自らの愚かさを嘆く。秋心ちゃんのこと、なんでも知ってるつもりになっていた。でも、こんな簡単なことすら見落としてしまっていた。
……気付くのが些か遅すぎた。
だから、今すぐ行動に移さなければならない。
「秋心ちゃん」
その手を握り返す。
秋心ちゃんは驚いたように息を漏らした。
「……はい」
秋心ちゃんの声は今にも消え入りそうなほど心許ない。
俺は彼女の小さな体を、なるべく優しく抱き寄せる。
想いは確証に変わった。
やっとわかった。
あまりの鈍さに腹が立つが、今すべきことは自戒ではない。
秋心ちゃんを強く抱きしめた。
「保健室行くぞ」
その細い体を抱きかかえて部室を飛び出す。
借り物競走の時と同じだ。秋心ちゃんが軽くて助かった。下手くそなお姫様抱っこは、明日の筋肉痛で清算することにする。
何故気付かなかったんだ。
彼女の手は焼いた鉄のように熱かった。とても普通じゃなかったんだ。
気怠そうな表情、乱れた息、虚ろな目、真っ赤に染まったその頬、あまりに異常なその言動。
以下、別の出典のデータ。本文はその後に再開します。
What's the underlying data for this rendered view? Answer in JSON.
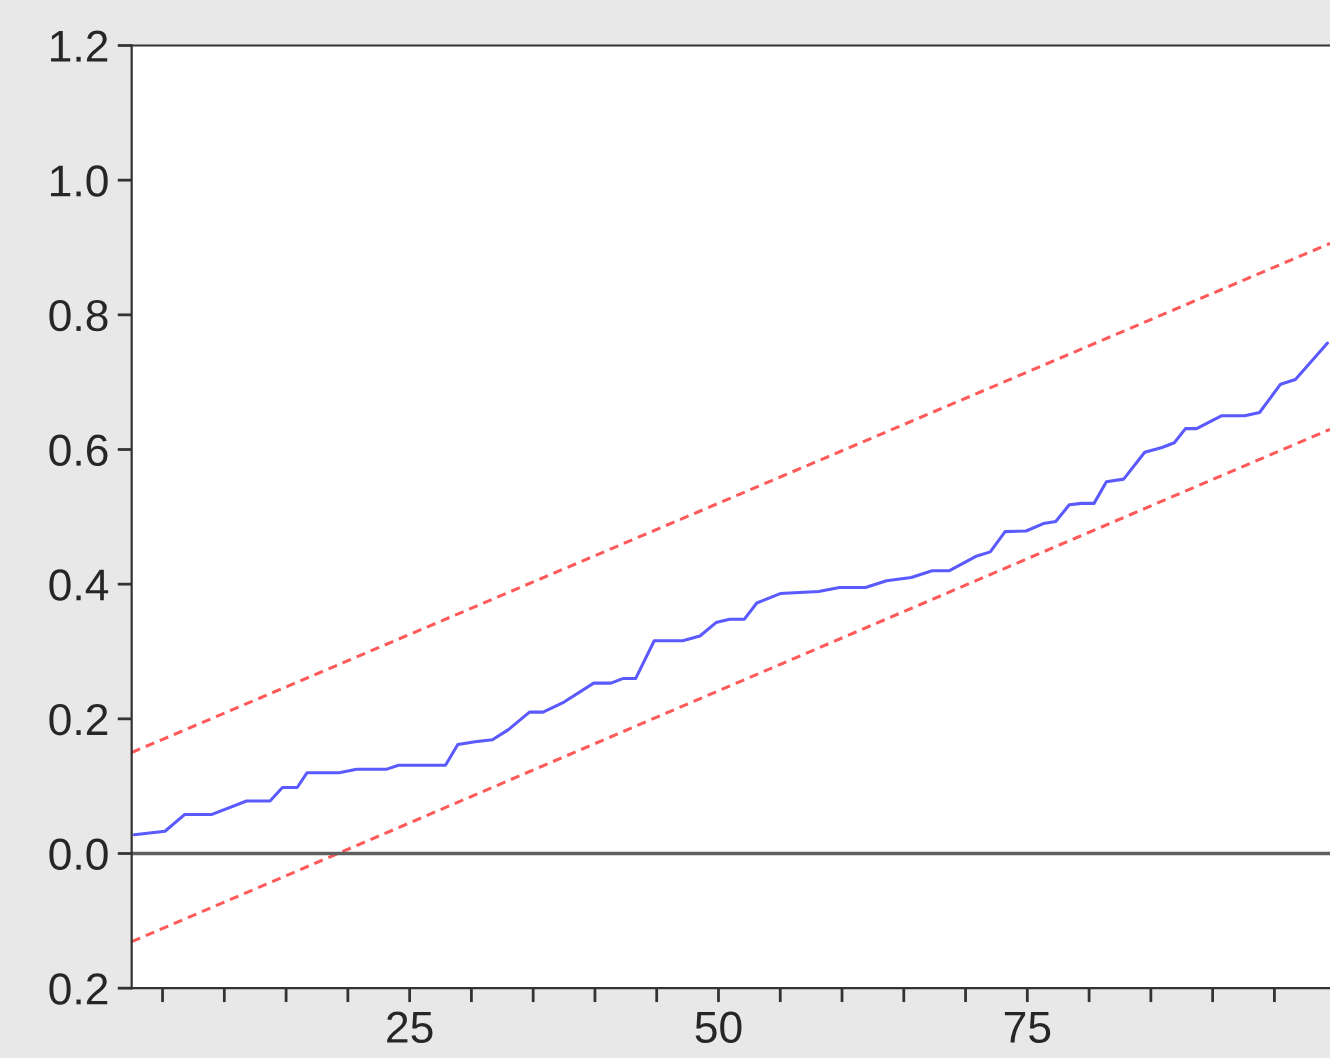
{
  "chart_data": {
    "type": "line",
    "xlim": [
      2.5,
      99.5
    ],
    "ylim": [
      -0.2,
      1.2
    ],
    "xticks": [
      {
        "value": 5,
        "label": null
      },
      {
        "value": 10,
        "label": null
      },
      {
        "value": 15,
        "label": null
      },
      {
        "value": 20,
        "label": null
      },
      25,
      {
        "value": 30,
        "label": null
      },
      {
        "value": 35,
        "label": null
      },
      {
        "value": 40,
        "label": null
      },
      {
        "value": 45,
        "label": null
      },
      50,
      {
        "value": 55,
        "label": null
      },
      {
        "value": 60,
        "label": null
      },
      {
        "value": 65,
        "label": null
      },
      {
        "value": 70,
        "label": null
      },
      75,
      {
        "value": 80,
        "label": null
      },
      {
        "value": 85,
        "label": null
      },
      {
        "value": 90,
        "label": null
      },
      {
        "value": 95,
        "label": null
      }
    ],
    "yticks": [
      {
        "value": -0.2,
        "label": "0.2"
      },
      {
        "value": 0,
        "label": "0.0"
      },
      0.2,
      0.4,
      0.6,
      0.8,
      {
        "value": 1,
        "label": "1.0"
      },
      1.2
    ],
    "grid": false,
    "legend": false,
    "ref_lines": [
      {
        "axis": "y",
        "value": 0,
        "color": "#606060",
        "line_style": "solid"
      }
    ],
    "series": [
      {
        "color": "#5a5aff",
        "line_style": "solid",
        "x": [
          2.7,
          5.2,
          6.8,
          9.0,
          11.8,
          13.7,
          14.7,
          15.9,
          16.7,
          19.3,
          20.7,
          23.1,
          24.1,
          27.9,
          28.9,
          30.3,
          31.7,
          33.0,
          34.7,
          35.8,
          37.5,
          39.9,
          41.3,
          42.3,
          43.3,
          44.8,
          47.1,
          48.5,
          49.8,
          50.9,
          52.1,
          53.1,
          55.0,
          58.1,
          59.8,
          61.9,
          63.6,
          65.6,
          67.3,
          68.7,
          70.8,
          72.0,
          73.2,
          74.9,
          76.3,
          77.3,
          78.4,
          79.4,
          80.4,
          81.4,
          82.8,
          84.5,
          85.9,
          86.9,
          87.8,
          88.7,
          90.7,
          92.6,
          93.8,
          95.5,
          96.7,
          99.3
        ],
        "values": [
          0.028,
          0.033,
          0.058,
          0.058,
          0.078,
          0.078,
          0.098,
          0.098,
          0.12,
          0.12,
          0.125,
          0.125,
          0.131,
          0.131,
          0.162,
          0.166,
          0.169,
          0.184,
          0.21,
          0.21,
          0.225,
          0.253,
          0.253,
          0.26,
          0.26,
          0.316,
          0.316,
          0.323,
          0.343,
          0.348,
          0.348,
          0.372,
          0.386,
          0.389,
          0.395,
          0.395,
          0.405,
          0.41,
          0.42,
          0.42,
          0.441,
          0.448,
          0.478,
          0.479,
          0.49,
          0.493,
          0.518,
          0.52,
          0.52,
          0.552,
          0.556,
          0.596,
          0.603,
          0.61,
          0.631,
          0.631,
          0.65,
          0.65,
          0.655,
          0.697,
          0.704,
          0.758
        ]
      },
      {
        "color": "#ff5a5a",
        "line_style": "dashed",
        "x": [
          2.5,
          99.5
        ],
        "values": [
          0.15,
          0.906
        ]
      },
      {
        "color": "#ff5a5a",
        "line_style": "dashed",
        "x": [
          2.5,
          99.5
        ],
        "values": [
          -0.131,
          0.63
        ]
      }
    ]
  }
}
体調不良に気付く要素は溢れていたじゃないか。様子がおかしいと思ったなら、まずはそれを疑うべきだった。
どうして触れるまで気が付かなかったんだ。
なにが『秋心ちゃんが俺の事を好きかも』だ。
浮かれるな、調子に乗るな、何様だ。
いくらおべんちゃらを並べたって、言い訳したって結局はお前は火澄先輩なんだ。
この後輩の為に何ができるかを考えろ。
まずは、この子の幸せを祈れ。
少しだけ嬉しかったなんて自分勝手な気持ちは、心の隅っこにでも放り投げておけ。
秋心ちゃんはその日のうちに緊急入院した。
後に聞く話だけれど、もう少し遅れていたら命の危険まであったらしい。秋心ちゃんはよほど辛かったのか、救急車が到着する頃には深く眠ってしまっていた。
担任の着きそう救急車を見送ってすぐ、秋心ちゃんと出会ってから今日までで一番大きな溜息が出た。
安堵が肺を満たして、その空気の冷たさに本格的な夏の終わりを感じつつも、ごく僅かな時間でも秋心ちゃんへの俺の想いがなんなのか、真剣に考えてしまったことが堪らなく恥ずかしくなって頭を掻き毟った。
だけど、もう一度だけ言おう。
その戒めの為……と言うと格好付けすぎなのだろうけれども。
たとえ今日の出来事が嘘であって、夢と同じ様なただの辻褄合わせのものだったとしても……
秋心ちゃんの言葉はほんの少しだけ嬉しかった。